Let $A_n=\{(a_1,a_2,\dots,a_n) :\sum_{i=1}^na_i=0\mod{n}\}$, where $a_i\in[n-1]$. How many elements are in $A_n$? My initial attempt was a stars-and-bars argument.

For example, let $n=4$. Then we need to consider $4k$ stars ($k\in\mathbb{N}$) and $3$ bars.

If $k=1$, then there is only one way, namely $*|*|*|*$, giving $1+1+1+1$.

If $k\geq2$, we need the restriction that there may be no more than $3$ starts between any $2$ bars. I'm not sure how to account for this restriction.

Note that I consider different orderings of the sum as different summations, e.g. $1+2+3+2$ is different than $2+3+2+1$. However, a summation such as $2+2+1+3$, is the same as $2+2+1+3$ (the $2$s being switched).

Answer 1

You can reduce this to several computations where we count compositions with a bound on sizes of parts. See this previous Question and its related posts for ways to do these computations.

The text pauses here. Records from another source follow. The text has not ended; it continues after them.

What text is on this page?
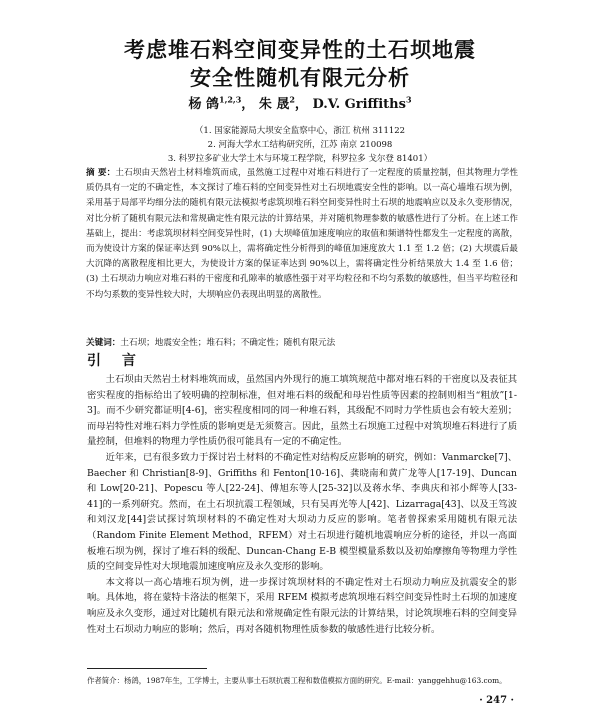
考虑堆石料空间变异性的土石坝地震
安全性随机有限元分析
杨 鸽$^{1,2,3}$， 朱 晟$^2$， D.V. Griffiths$^3$
（1. 国家能源局大坝安全监察中心，浙江 杭州 311122
2. 河海大学水工结构研究所，江苏 南京 210098
3. 科罗拉多矿业大学土木与环境工程学院，科罗拉多 戈尔登 81401）
摘 要：土石坝由天然岩土材料堆筑而成，虽然施工过程中对堆石料进行了一定程度的质量控制，但其物理力学性质仍具有一定的不确定性，本文探讨了堆石料的空间变异性对土石坝地震安全性的影响。以一高心墙堆石坝为例，采用基于局部平均细分法的随机有限元法模拟考虑筑坝堆石料空间变异性时土石坝的地震响应以及永久变形情况，对比分析了随机有限元法和常规确定性有限元法的计算结果，并对随机物理参数的敏感性进行了分析。在上述工作基础上，提出：考虑筑坝材料空间变异性时，(1) 大坝峰值加速度响应的取值和频谱特性都发生一定程度的离散，而为使设计方案的保证率达到 90%以上，需将确定性分析得到的峰值加速度放大 1.1 至 1.2 倍；(2) 大坝震后最大沉降的离散程度相比更大，为使设计方案的保证率达到 90%以上，需将确定性分析结果放大 1.4 至 1.6 倍；(3) 土石坝动力响应对堆石料的干密度和孔隙率的敏感性强于对平均粒径和不均匀系数的敏感性，但当平均粒径和不均匀系数的变异性较大时，大坝响应仍表现出明显的离散性。
关键词：土石坝；地震安全性；堆石料；不确定性；随机有限元法
引 言

土石坝由天然岩土材料堆筑而成，虽然国内外现行的施工填筑规范中都对堆石料的干密度以及表征其密实程度的指标给出了较明确的控制标准，但对堆石料的级配和母岩性质等因素的控制则相当“粗放”[1-3]。而不少研究都证明[4-6]，密实程度相同的同一种堆石料，其级配不同时力学性质也会有较大差别；而母岩特性对堆石料力学性质的影响更是无须赘言。因此，虽然土石坝施工过程中对筑坝堆石料进行了质量控制，但堆料的物理力学性质仍很可能具有一定的不确定性。

近年来，已有很多致力于探讨岩土材料的不确定性对结构反应影响的研究，例如：Vanmarcke[7]、Baecher 和 Christian[8-9]、Griffiths 和 Fenton[10-16]、龚晓南和黄广龙等人[17-19]、Duncan 和 Low[20-21]、Popescu 等人[22-24]、傅旭东等人[25-32]以及蒋水华、李典庆和祁小辉等人[33-41]的一系列研究。然而，在土石坝抗震工程领域，只有吴再光等人[42]、Lizarraga[43]、以及王笃波和刘汉龙[44]尝试探讨筑坝材料的不确定性对大坝动力反应的影响。笔者曾探索采用随机有限元法（Random Finite Element Method，RFEM）对土石坝进行随机地震响应分析的途径，并以一高面板堆石坝为例，探讨了堆石料的级配、Duncan-Chang E-B 模型模量系数以及初始摩擦角等物理力学性质的空间变异性对大坝地震加速度响应及永久变形的影响。

本文将以一高心墙堆石坝为例，进一步探讨筑坝材料的不确定性对土石坝动力响应及抗震安全的影响。具体地，将在蒙特卡洛法的框架下，采用 RFEM 模拟考虑筑坝堆石料空间变异性时土石坝的加速度响应及永久变形，通过对比随机有限元法和常规确定性有限元法的计算结果，讨论筑坝堆石料的空间变异性对土石坝动力响应的影响；然后，再对各随机物理性质参数的敏感性进行比较分析。

作者简介：杨鸽，1987年生，工学博士，主要从事土石坝抗震工程和数值模拟方面的研究。E-mail：yanggehhu@163.com。
· 247 ·
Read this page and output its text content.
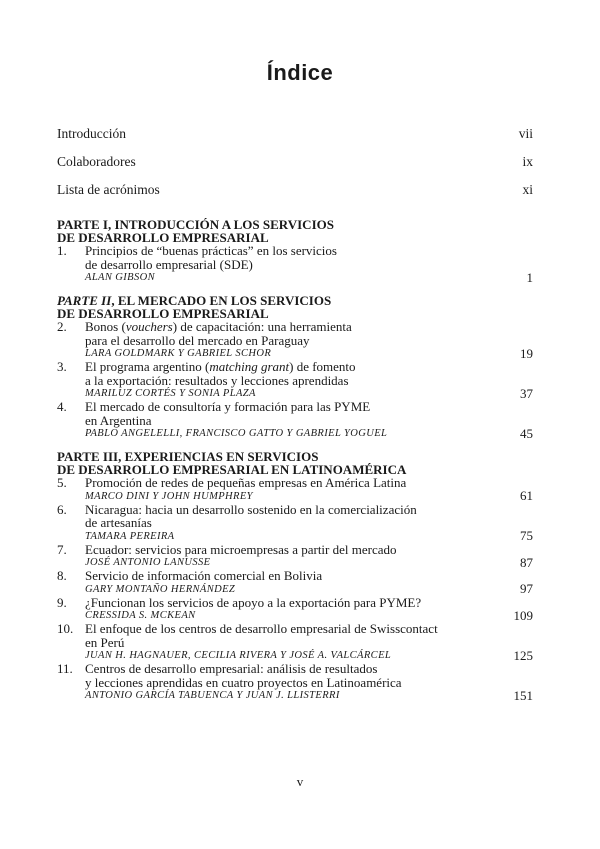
Índice
Introducción	vii
Colaboradores	ix
Lista de acrónimos	xi
PARTE I, INTRODUCCIÓN A LOS SERVICIOS
DE DESARROLLO EMPRESARIAL
1. Principios de “buenas prácticas” en los servicios
de desarrollo empresarial (SDE)
ALAN GIBSON	1
PARTE II, EL MERCADO EN LOS SERVICIOS
DE DESARROLLO EMPRESARIAL
2. Bonos (vouchers) de capacitación: una herramienta
para el desarrollo del mercado en Paraguay
LARA GOLDMARK Y GABRIEL SCHOR	19
3. El programa argentino (matching grant) de fomento
a la exportación: resultados y lecciones aprendidas
MARILUZ CORTÉS Y SONIA PLAZA	37
4. El mercado de consultoría y formación para las PYME
en Argentina
PABLO ANGELELLI, FRANCISCO GATTO Y GABRIEL YOGUEL	45
PARTE III, EXPERIENCIAS EN SERVICIOS
DE DESARROLLO EMPRESARIAL EN LATINOAMÉRICA
5. Promoción de redes de pequeñas empresas en América Latina
MARCO DINI Y JOHN HUMPHREY	61
6. Nicaragua: hacia un desarrollo sostenido en la comercialización
de artesanías
TAMARA PEREIRA	75
7. Ecuador: servicios para microempresas a partir del mercado
JOSÉ ANTONIO LANUSSE	87
8. Servicio de información comercial en Bolivia
GARY MONTAÑO HERNÁNDEZ	97
9. ¿Funcionan los servicios de apoyo a la exportación para PYME?
CRESSIDA S. MCKEAN	109
10. El enfoque de los centros de desarrollo empresarial de Swisscontact
en Perú
JUAN H. HAGNAUER, CECILIA RIVERA Y JOSÉ A. VALCÁRCEL	125
11. Centros de desarrollo empresarial: análisis de resultados
y lecciones aprendidas en cuatro proyectos en Latinoamérica
ANTONIO GARCÍA TABUENCA Y JUAN J. LLISTERRI	151
v
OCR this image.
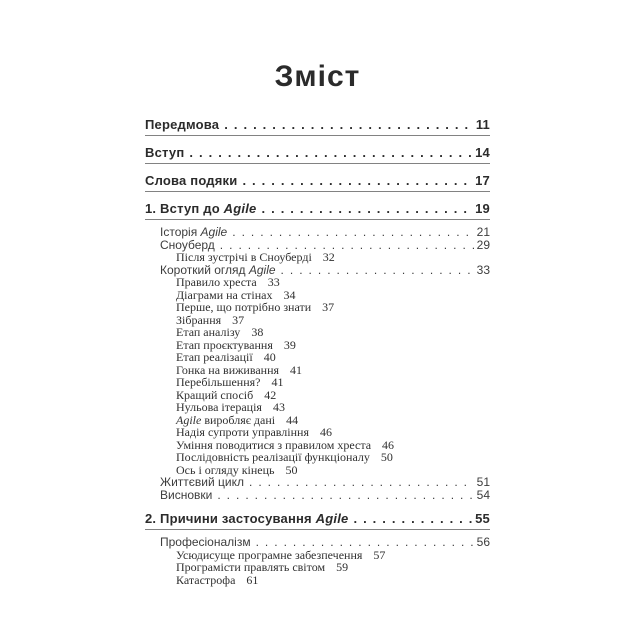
Зміст
Передмова .....	11
Вступ .....	14
Слова подяки .....	17
1. Вступ до Agile .....	19
Історія Agile .....	21
Сноуберд .....	29
Після зустрічі в Сноуберді 32
Короткий огляд Agile .....	33
Правило хреста 33
Діаграми на стінах 34
Перше, що потрібно знати 37
Зібрання 37
Етап аналізу 38
Етап проєктування 39
Етап реалізації 40
Гонка на виживання 41
Перебільшення? 41
Кращий спосіб 42
Нульова ітерація 43
Agile виробляє дані 44
Надія супроти управління 46
Уміння поводитися з правилом хреста 46
Послідовність реалізації функціоналу 50
Ось і огляду кінець 50
Життєвий цикл .....	51
Висновки .....	54
2. Причини застосування Agile .....	55
Професіоналізм .....	56
Усюдисуще програмне забезпечення 57
Програмісти правлять світом 59
Катастрофа 61
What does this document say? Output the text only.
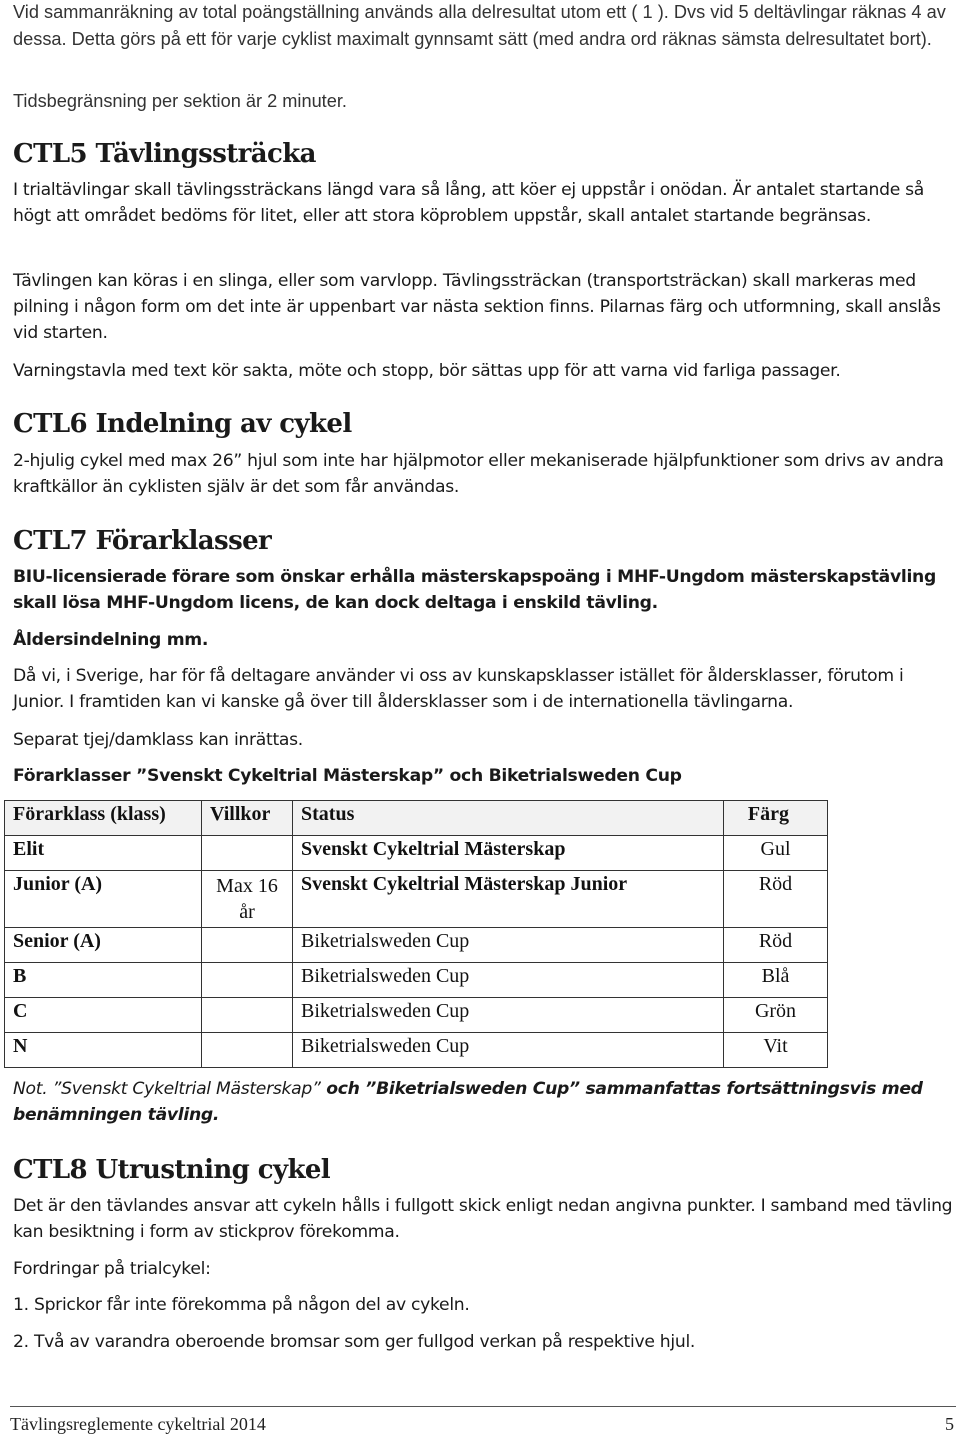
Vid sammanräkning av total poängställning används alla delresultat utom ett ( 1 ). Dvs vid 5 deltävlingar räknas 4 av dessa. Detta görs på ett för varje cyklist maximalt gynnsamt sätt (med andra ord räknas sämsta delresultatet bort).

Tidsbegränsning per sektion är 2 minuter.

CTL5 Tävlingssträcka

I trialtävlingar skall tävlingssträckans längd vara så lång, att köer ej uppstår i onödan. Är antalet startande så högt att området bedöms för litet, eller att stora köproblem uppstår, skall antalet startande begränsas.

Tävlingen kan köras i en slinga, eller som varvlopp. Tävlingssträckan (transportsträckan) skall markeras med pilning i någon form om det inte är uppenbart var nästa sektion finns. Pilarnas färg och utformning, skall anslås vid starten.

Varningstavla med text kör sakta, möte och stopp, bör sättas upp för att varna vid farliga passager.

CTL6 Indelning av cykel

2-hjulig cykel med max 26” hjul som inte har hjälpmotor eller mekaniserade hjälpfunktioner som drivs av andra kraftkällor än cyklisten själv är det som får användas.

CTL7 Förarklasser

BIU-licensierade förare som önskar erhålla mästerskapspoäng i MHF-Ungdom mästerskapstävling skall lösa MHF-Ungdom licens, de kan dock deltaga i enskild tävling.

Åldersindelning mm.

Då vi, i Sverige, har för få deltagare använder vi oss av kunskapsklasser istället för åldersklasser, förutom i Junior. I framtiden kan vi kanske gå över till åldersklasser som i de internationella tävlingarna.

Separat tjej/damklass kan inrättas.

Förarklasser ”Svenskt Cykeltrial Mästerskap” och Biketrialsweden Cup

Förarklass (klass)	Villkor	Status	Färg
Elit		Svenskt Cykeltrial Mästerskap	Gul
Junior (A)	Max 16 år	Svenskt Cykeltrial Mästerskap Junior	Röd
Senior (A)		Biketrialsweden Cup	Röd
B		Biketrialsweden Cup	Blå
C		Biketrialsweden Cup	Grön
N		Biketrialsweden Cup	Vit

Not. ”Svenskt Cykeltrial Mästerskap” och ”Biketrialsweden Cup” sammanfattas fortsättningsvis med benämningen tävling.

CTL8 Utrustning cykel

Det är den tävlandes ansvar att cykeln hålls i fullgott skick enligt nedan angivna punkter. I samband med tävling kan besiktning i form av stickprov förekomma.

Fordringar på trialcykel:

1. Sprickor får inte förekomma på någon del av cykeln.

2. Två av varandra oberoende bromsar som ger fullgod verkan på respektive hjul.

Tävlingsreglemente cykeltrial 2014	5
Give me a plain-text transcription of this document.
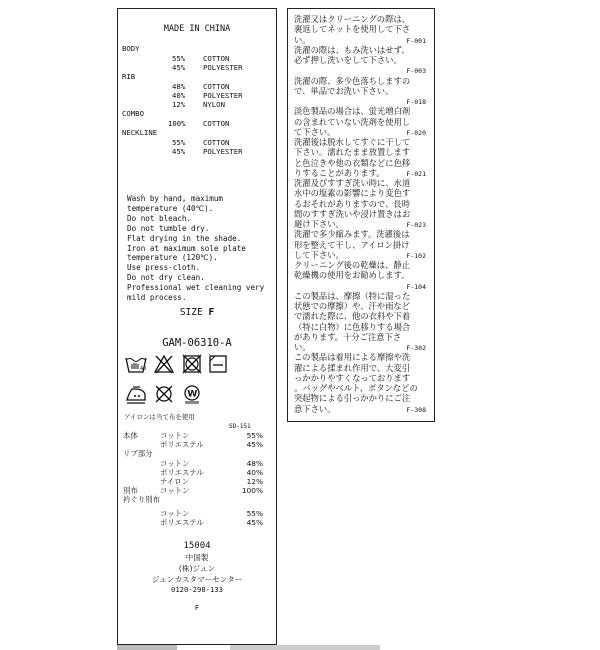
MADE IN CHINA
BODY
55% COTTON
45% POLYESTER
RIB
48% COTTON
40% POLYESTER
12% NYLON
COMBO
100% COTTON
NECKLINE
55% COTTON
45% POLYESTER
Wash by hand, maximum
temperature (40℃).
Do not bleach.
Do not tumble dry.
Flat drying in the shade.
Iron at maximum sole plate
temperature (120℃).
Use press-cloth.
Do not dry clean.
Professional wet cleaning very
mild process.
SIZE F
GAM-06310-A
40
W
アイロンは当て布を使用
SD-151
本体	コットン	55%
ポリエステル	45%
リブ部分
コットン	48%
ポリエステル	40%
ナイロン	12%
別布	コットン	100%
衿ぐり別布
コットン	55%
ポリエステル	45%
15004
中国製
(株)ジュン
ジュンカスタマーセンター
0120-298-133
F
洗濯又はクリーニングの際は、
裏返してネットを使用して下さ
い。	F-001
洗濯の際は、もみ洗いはせず、
必ず押し洗いをして下さい。
F-003
洗濯の際、多少色落ちしますの
で、単品でお洗い下さい。
F-018
淡色製品の場合は、蛍光増白剤
の含まれていない洗剤を使用し
て下さい。	F-020
洗濯後は脱水してすぐに干して
下さい。濡れたまま放置します
と色泣きや他の衣類などに色移
りすることがあります。	F-021
洗濯及びすすぎ洗い時に、水道
水中の塩素の影響により変色す
るおそれがありますので、長時
間のすすぎ洗いや浸け置きはお
避け下さい。	F-023
洗濯で多少縮みます。洗濯後は
形を整えて干し、アイロン掛け
して下さい。	F-102
クリーニング後の乾燥は、静止
乾燥機の使用をお勧めします。
F-104
この製品は、摩擦（特に湿った
状態での摩擦）や、汗や雨など
で濡れた際に、他の衣料や下着
（特に白物）に色移りする場合
があります。十分ご注意下さ
い。	F-302
この製品は着用による摩擦や洗
濯による揉まれ作用で、大変引
っかかりやすくなっております
。バッグやベルト、ボタンなどの
突起物による引っかかりにご注
意下さい。	F-308
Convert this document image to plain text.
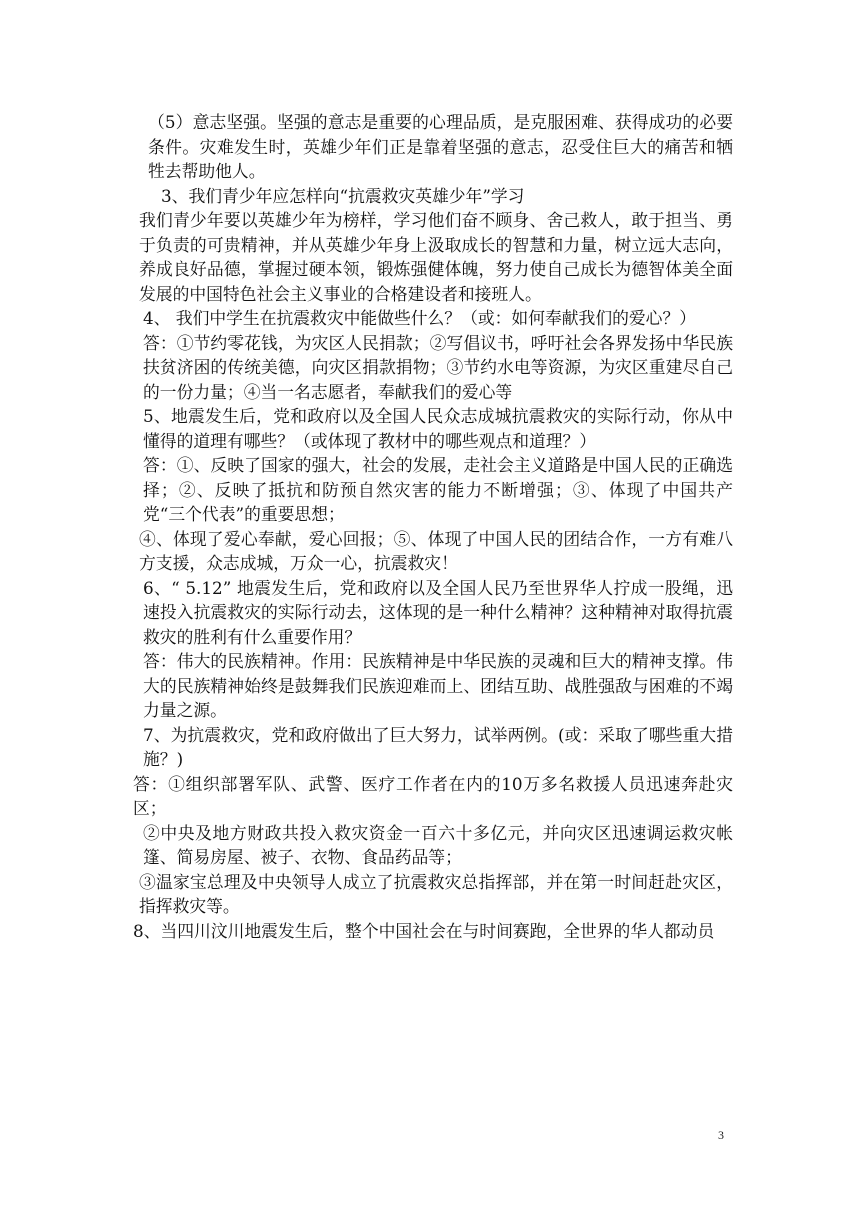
（5）意志坚强。坚强的意志是重要的心理品质，是克服困难、获得成功的必要条件。灾难发生时，英雄少年们正是靠着坚强的意志，忍受住巨大的痛苦和牺牲去帮助他人。

3、我们青少年应怎样向“抗震救灾英雄少年”学习

我们青少年要以英雄少年为榜样，学习他们奋不顾身、舍己救人，敢于担当、勇于负责的可贵精神，并从英雄少年身上汲取成长的智慧和力量，树立远大志向，养成良好品德，掌握过硬本领，锻炼强健体魄，努力使自己成长为德智体美全面发展的中国特色社会主义事业的合格建设者和接班人。

4、 我们中学生在抗震救灾中能做些什么？（或：如何奉献我们的爱心？）

答：①节约零花钱，为灾区人民捐款；②写倡议书，呼吁社会各界发扬中华民族扶贫济困的传统美德，向灾区捐款捐物；③节约水电等资源，为灾区重建尽自己的一份力量；④当一名志愿者，奉献我们的爱心等

5、地震发生后，党和政府以及全国人民众志成城抗震救灾的实际行动，你从中懂得的道理有哪些？（或体现了教材中的哪些观点和道理？）

答：①、反映了国家的强大，社会的发展，走社会主义道路是中国人民的正确选择；②、反映了抵抗和防预自然灾害的能力不断增强；③、体现了中国共产党“三个代表”的重要思想；

④、体现了爱心奉献，爱心回报；⑤、体现了中国人民的团结合作，一方有难八方支援，众志成城，万众一心，抗震救灾！

6、“ 5.12” 地震发生后，党和政府以及全国人民乃至世界华人拧成一股绳，迅速投入抗震救灾的实际行动去，这体现的是一种什么精神？这种精神对取得抗震救灾的胜利有什么重要作用？

答：伟大的民族精神。作用：民族精神是中华民族的灵魂和巨大的精神支撑。伟大的民族精神始终是鼓舞我们民族迎难而上、团结互助、战胜强敌与困难的不竭力量之源。

7、为抗震救灾，党和政府做出了巨大努力，试举两例。(或：采取了哪些重大措施？)

答：①组织部署军队、武警、医疗工作者在内的10万多名救援人员迅速奔赴灾区；

②中央及地方财政共投入救灾资金一百六十多亿元，并向灾区迅速调运救灾帐篷、简易房屋、被子、衣物、食品药品等；

③温家宝总理及中央领导人成立了抗震救灾总指挥部，并在第一时间赶赴灾区，指挥救灾等。

8、当四川汶川地震发生后，整个中国社会在与时间赛跑，全世界的华人都动员

3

Their asymptotics have been explored in this paper.

If $\sum_{i=1}^n a_i \equiv 0 \bmod{n}$, with each $1\le a_i \le n-1$, then the sum is a positive multiple of $n$, but not more than $(n-1)n$. Two selections of $a_i$ are clearly distinct if they give sums with distinct multiples of $n$.

So for each $k=1,\ldots,n-1$, we should count the compositions of $kn$ with parts less than $n$. Adding these together gives the count sought by this Question.

The number of such computations can be cut roughly in half by the observation that $\sum_{i=1}^n a_i = kn$ is an admissible composition of $kn$ if and only if $\sum_{i=1}^n (n-a_i) = (n-k)n$ is an admissible composition of $(n-k)n$. This means we only need to work out the counts for $k=1,\ldots,\lfloor (n-1)/2 \rfloor$, because the remaining counts have equivalence with these by the symmetry just explained.